Should this be a cause for distress? I don't know. Maybe it's to be expected. How can you know you don't know the real thing until you experience it? This is, after all, why there is such a thing as lineage (which I so much appreciate despite my dislike of hierarchy): people who have been given permission to teach can be trusted to speak from the Truth they have realized. But when people who don't know speak as though they do, then others who listen also get confused.
What did she say wrong? Pretty much everything. First of all, she kept talking about "Buddha's ideas." Yes, in a way, anything that is put into words can be called an "idea." But what Buddha realized is not about thoughts in the head. In fact, it's about what is not thought.
The commentator at one point says that Buddhism leads us to seek escape from the real world of suffering -- I'm paraphrasing but that was the essence. This is the whole problem: when you experience the world you see as the "real" one, then everything you say after that has to be wrong.
The commentator kept saying that Buddhists believe that you have to do this and that in order to find tranquility or nirvana -- she pretty much equates the two. And maybe I'll stop here, because really the fundamental problem is that not once did the essential truth come up: we don't exist. Until that is known, everything will be seen upside down and backward.

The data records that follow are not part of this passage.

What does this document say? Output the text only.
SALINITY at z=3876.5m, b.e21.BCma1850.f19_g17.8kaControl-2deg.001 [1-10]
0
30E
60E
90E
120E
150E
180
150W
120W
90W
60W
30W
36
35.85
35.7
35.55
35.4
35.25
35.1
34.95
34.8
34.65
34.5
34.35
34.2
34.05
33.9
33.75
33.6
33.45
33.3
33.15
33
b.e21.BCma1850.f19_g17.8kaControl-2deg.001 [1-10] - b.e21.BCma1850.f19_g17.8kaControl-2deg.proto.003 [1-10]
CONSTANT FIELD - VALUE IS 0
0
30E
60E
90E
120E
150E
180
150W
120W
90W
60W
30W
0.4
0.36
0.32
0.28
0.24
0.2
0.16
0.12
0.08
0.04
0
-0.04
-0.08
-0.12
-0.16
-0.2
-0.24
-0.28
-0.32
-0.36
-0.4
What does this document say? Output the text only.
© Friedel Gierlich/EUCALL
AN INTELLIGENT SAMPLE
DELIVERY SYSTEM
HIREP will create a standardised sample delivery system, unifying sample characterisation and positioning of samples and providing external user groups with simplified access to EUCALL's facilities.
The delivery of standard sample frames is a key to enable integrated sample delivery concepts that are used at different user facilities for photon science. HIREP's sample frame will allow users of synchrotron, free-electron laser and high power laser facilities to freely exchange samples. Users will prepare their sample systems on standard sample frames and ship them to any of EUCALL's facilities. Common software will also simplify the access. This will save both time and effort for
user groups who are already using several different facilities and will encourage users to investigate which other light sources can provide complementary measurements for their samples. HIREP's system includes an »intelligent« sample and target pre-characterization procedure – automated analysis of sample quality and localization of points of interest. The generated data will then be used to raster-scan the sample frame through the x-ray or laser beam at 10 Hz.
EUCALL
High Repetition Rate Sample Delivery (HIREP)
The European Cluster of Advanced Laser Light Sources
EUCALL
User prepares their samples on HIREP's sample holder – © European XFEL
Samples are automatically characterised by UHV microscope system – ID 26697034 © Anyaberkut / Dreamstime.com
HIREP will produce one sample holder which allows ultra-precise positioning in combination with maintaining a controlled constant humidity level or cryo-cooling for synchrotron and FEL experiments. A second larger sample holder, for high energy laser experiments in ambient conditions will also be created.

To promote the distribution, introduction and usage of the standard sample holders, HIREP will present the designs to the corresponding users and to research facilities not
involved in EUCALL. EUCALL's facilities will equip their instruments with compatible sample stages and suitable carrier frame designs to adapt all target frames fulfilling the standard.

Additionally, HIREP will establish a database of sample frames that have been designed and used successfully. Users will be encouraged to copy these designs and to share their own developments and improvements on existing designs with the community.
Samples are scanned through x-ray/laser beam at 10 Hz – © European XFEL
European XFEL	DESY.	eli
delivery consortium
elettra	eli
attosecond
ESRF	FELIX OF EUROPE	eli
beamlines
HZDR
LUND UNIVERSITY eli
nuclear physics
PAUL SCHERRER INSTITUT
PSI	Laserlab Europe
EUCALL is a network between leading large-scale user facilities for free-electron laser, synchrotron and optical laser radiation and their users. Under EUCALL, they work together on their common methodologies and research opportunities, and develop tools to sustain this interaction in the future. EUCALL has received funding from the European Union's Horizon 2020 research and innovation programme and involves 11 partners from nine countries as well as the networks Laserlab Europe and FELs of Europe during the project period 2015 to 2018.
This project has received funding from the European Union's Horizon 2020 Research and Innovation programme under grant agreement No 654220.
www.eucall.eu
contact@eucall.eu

But I remember myself how confused I was when people used to say this to me. Sometimes I'd even get angry. What do you mean, I don't exist? Who is this person who is dialoging with you right now if I don't exist?? And it is, actually, very difficult to explain what that means when this psychological self has always seemed so solid, so it's no wonder that the subject wasn't even broached on this show. But at the same time, this is the raison d'etre for the Teachings. It's not about following some path in order to get psychological satisfaction of some kind. It's to realize that we are transparent -- empty -- and it is because we are empty that all of existence finds its home in us.